O Festival de Avignon

O Festival de Avignon

  • Gérard Philipe, Jean Vilar, Léon Gischia na Cour d'honneur do Palais des Papes

  • Cartaz do Festival de Avignon

  • Representação de Dom Juan, Festival de Avignon

Fechar

Título: Gérard Philipe, Jean Vilar, Léon Gischia na Cour d'honneur do Palais des Papes

Autor:

Data mostrada: 1952

Copyright do contato: © Agnès Varda - Ciné-Tamaris

Gérard Philipe, Jean Vilar, Léon Gischia na Cour d'honneur do Palais des Papes

© Agnès Varda - Ciné-Tamaris

Fechar

Título: Cartaz do Festival de Avignon

Autor:

Data mostrada: 1947

Copyright do contato: Direitos reservados

Cartaz do Festival de Avignon

© Todos os direitos reservados

Fechar

Título: Representação de Dom Juan, Festival de Avignon

Autor:

Data mostrada: 1953

Copyright do contato: © Agnès Varda - Ciné-Tamaris

Representação de Dom Juan, Festival de Avignon

© Agnès Varda - Ciné-Tamaris

Data de publicação: julho de 2017

Docente de história cultural da Université Paris 1 Panthéon-Sorbonne contemporânea.

Contexto histórico

Da Semana da Arte ao Festival de Avignon

Virar a página dos Anos Negros, marcados pela guerra, exílio e censura, reconstruindo a sociedade e a arte, e aproveitando a oportunidade para reconciliá-los: esta é a ambição de Yvonne Zervos organizando, durante o verão de 1947 em Avignon, uma pequena cidade de 60.000 habitantes na época, uma exposição de pinturas e esculturas contemporâneas no Palais des Papes (incluindo obras de Giacometti, Arp, Calder e Klee).

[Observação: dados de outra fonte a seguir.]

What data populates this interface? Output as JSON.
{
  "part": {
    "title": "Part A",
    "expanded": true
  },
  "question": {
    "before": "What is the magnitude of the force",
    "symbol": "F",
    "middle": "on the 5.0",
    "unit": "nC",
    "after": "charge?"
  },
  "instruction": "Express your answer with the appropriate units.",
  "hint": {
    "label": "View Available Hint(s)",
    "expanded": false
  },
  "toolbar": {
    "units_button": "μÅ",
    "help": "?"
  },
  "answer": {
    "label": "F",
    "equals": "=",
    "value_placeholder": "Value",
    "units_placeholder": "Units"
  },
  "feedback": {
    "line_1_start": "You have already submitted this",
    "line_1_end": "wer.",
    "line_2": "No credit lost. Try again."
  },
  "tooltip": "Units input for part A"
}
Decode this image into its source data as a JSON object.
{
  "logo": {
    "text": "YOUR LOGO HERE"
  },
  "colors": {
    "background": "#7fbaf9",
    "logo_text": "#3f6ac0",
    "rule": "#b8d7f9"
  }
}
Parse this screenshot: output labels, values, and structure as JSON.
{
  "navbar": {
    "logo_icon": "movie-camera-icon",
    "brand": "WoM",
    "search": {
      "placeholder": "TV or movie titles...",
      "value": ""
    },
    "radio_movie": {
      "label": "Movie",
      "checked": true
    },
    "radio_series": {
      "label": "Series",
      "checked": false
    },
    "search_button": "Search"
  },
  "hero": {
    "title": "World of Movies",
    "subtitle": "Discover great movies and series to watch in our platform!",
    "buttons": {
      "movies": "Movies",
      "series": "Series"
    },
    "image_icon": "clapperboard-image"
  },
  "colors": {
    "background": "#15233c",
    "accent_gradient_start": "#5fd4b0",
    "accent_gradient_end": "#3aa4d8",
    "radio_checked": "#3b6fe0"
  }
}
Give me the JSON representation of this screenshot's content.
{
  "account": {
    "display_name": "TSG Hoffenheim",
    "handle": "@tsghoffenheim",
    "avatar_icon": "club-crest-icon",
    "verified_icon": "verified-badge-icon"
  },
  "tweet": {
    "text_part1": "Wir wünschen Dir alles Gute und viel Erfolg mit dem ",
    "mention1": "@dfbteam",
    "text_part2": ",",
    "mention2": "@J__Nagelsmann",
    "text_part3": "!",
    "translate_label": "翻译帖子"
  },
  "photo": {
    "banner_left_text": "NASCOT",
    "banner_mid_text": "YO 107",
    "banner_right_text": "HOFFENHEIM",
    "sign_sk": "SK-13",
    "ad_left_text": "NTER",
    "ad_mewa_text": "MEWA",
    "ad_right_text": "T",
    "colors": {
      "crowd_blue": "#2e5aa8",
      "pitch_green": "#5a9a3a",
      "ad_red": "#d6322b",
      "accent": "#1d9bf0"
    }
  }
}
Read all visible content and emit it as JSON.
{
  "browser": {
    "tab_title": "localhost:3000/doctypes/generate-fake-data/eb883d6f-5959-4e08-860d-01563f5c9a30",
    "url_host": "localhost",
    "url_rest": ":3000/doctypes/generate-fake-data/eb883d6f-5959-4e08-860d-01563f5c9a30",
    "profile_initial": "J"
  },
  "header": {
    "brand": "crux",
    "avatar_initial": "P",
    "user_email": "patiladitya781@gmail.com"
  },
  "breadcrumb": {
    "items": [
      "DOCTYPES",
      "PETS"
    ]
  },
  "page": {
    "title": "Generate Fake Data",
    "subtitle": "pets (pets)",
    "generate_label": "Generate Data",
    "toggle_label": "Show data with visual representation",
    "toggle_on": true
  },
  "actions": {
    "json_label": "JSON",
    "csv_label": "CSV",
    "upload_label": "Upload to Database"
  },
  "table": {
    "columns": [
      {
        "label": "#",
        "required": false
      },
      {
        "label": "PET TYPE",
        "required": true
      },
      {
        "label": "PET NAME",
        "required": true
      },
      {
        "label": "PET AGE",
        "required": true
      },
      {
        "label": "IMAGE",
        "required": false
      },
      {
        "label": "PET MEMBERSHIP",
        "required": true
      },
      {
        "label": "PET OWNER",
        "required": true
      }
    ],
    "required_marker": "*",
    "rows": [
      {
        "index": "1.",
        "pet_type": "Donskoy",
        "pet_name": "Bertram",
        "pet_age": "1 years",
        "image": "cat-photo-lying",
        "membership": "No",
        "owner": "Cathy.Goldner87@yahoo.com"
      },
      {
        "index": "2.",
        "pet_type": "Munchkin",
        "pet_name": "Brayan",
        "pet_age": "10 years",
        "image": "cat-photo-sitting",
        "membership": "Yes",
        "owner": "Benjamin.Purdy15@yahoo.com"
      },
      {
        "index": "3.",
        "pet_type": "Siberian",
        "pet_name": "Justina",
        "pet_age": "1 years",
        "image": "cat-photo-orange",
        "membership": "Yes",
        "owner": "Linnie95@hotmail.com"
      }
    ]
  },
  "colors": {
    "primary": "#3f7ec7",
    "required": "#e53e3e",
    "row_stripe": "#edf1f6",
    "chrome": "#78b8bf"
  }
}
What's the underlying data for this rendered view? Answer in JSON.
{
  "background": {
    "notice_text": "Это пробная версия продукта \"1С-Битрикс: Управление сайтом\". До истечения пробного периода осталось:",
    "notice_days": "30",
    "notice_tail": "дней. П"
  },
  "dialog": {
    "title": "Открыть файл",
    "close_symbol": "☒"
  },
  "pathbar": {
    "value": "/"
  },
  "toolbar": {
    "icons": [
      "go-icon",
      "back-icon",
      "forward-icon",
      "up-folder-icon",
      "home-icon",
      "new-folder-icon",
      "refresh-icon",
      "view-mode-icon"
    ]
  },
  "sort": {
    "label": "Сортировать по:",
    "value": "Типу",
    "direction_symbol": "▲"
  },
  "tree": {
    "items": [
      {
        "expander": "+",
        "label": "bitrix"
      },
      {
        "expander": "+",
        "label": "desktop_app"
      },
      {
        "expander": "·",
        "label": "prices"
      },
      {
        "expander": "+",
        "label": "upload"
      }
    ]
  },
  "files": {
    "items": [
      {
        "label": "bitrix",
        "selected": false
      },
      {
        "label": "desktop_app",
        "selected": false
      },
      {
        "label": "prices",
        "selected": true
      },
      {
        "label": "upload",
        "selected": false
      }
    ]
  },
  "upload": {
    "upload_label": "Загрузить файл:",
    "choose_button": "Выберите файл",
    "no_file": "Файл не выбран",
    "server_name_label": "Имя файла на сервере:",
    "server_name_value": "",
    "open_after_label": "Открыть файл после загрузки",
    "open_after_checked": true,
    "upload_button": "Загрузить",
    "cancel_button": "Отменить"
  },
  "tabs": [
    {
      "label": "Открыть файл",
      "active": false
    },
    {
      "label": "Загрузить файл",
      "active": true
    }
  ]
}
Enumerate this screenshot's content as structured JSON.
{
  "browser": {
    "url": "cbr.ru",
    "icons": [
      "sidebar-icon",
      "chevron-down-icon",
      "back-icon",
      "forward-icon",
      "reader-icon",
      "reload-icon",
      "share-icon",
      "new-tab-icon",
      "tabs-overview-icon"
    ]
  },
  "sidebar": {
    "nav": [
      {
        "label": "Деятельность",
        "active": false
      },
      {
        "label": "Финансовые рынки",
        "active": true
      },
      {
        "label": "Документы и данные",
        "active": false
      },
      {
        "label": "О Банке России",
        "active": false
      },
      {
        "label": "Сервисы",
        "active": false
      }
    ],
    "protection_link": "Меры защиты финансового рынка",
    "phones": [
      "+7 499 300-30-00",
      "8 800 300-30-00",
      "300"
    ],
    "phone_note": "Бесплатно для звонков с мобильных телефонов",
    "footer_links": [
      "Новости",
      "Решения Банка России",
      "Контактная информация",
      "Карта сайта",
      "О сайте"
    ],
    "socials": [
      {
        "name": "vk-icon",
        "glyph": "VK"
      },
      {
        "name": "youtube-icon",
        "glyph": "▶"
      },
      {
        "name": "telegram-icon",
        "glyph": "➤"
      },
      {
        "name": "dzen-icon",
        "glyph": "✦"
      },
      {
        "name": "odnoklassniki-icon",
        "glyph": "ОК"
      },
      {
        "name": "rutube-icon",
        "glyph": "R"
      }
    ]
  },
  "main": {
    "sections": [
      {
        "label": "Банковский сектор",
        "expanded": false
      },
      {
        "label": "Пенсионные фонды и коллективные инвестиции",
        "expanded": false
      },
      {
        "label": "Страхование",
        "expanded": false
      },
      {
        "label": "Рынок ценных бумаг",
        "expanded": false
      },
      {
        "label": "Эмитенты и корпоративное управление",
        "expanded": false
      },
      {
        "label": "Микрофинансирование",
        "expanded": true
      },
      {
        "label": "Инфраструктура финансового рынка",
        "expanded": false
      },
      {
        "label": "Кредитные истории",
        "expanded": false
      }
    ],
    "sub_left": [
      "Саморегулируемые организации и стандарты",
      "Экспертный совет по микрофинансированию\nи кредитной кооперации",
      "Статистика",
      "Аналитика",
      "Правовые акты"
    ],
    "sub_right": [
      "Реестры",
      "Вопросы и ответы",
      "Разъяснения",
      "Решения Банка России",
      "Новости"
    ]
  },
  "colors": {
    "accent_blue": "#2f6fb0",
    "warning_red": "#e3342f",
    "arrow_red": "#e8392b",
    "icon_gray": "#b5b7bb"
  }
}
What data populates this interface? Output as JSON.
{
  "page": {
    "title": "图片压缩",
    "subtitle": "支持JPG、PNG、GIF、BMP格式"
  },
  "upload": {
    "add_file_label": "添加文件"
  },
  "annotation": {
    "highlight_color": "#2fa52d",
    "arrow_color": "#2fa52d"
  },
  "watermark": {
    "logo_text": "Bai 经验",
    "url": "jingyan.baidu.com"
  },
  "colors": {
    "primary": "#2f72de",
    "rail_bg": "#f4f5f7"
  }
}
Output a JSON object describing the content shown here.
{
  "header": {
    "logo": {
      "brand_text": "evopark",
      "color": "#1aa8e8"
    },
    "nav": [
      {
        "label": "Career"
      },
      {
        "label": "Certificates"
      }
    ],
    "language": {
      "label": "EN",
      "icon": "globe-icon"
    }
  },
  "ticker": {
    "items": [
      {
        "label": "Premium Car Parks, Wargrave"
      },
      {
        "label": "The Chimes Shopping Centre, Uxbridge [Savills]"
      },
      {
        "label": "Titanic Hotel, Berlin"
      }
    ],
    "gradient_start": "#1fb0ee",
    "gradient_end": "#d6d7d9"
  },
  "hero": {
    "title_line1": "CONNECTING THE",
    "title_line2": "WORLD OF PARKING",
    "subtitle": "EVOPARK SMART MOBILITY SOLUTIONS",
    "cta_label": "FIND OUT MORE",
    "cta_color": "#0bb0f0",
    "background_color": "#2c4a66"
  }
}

A “semana da arte” de 4 a 11 de setembro foi pensada originalmente pelo poeta René Char como uma abertura a outras artes num espírito de diálogo, criatividade e ousadia: a música, com concertos de música antiga e teatro, com três “criações dramáticas”.

Esta iniciativa, cujo pôster apresentamos aqui, marca o nascimento do Festival de Avignon. Amiga de Vilar desde a infância e presente todos os verões desde 1948, ela fotografou a equipe de Vilar durante e suas performances, incluindo a de Dom Juan em 1953.

Análise de imagem

Vilar e sua equipe em Avignon

O pôster de 1947 não apresenta ilustrações, mas anuncia as três criações dramáticas associadas à exposição. São oferecidos uma encenação da tragédia Richard II por Shakespeare, ainda pouco conhecido na França; e as de duas peças francesas, uma de Paul Claudel, que acaba de ser eleito para a Académie Française (A história de Tobias e Sarah, 1942) o outro do jovem Maurice Clavel (Os terraços de Midi) Homem do teatro no início de carreira, conhecido por sua direção e seus papéis em Trovoada por Strindberg (1943) e Assassinato na catedral de TS Eliot (1945), Jean Vilar é o responsável pela direção artística de três criações dramáticas que apresenta no Palais des Papes, sem enfeites, sobre cavaletes montados com a ajuda do regimento de 7º quartel genial em Avignon.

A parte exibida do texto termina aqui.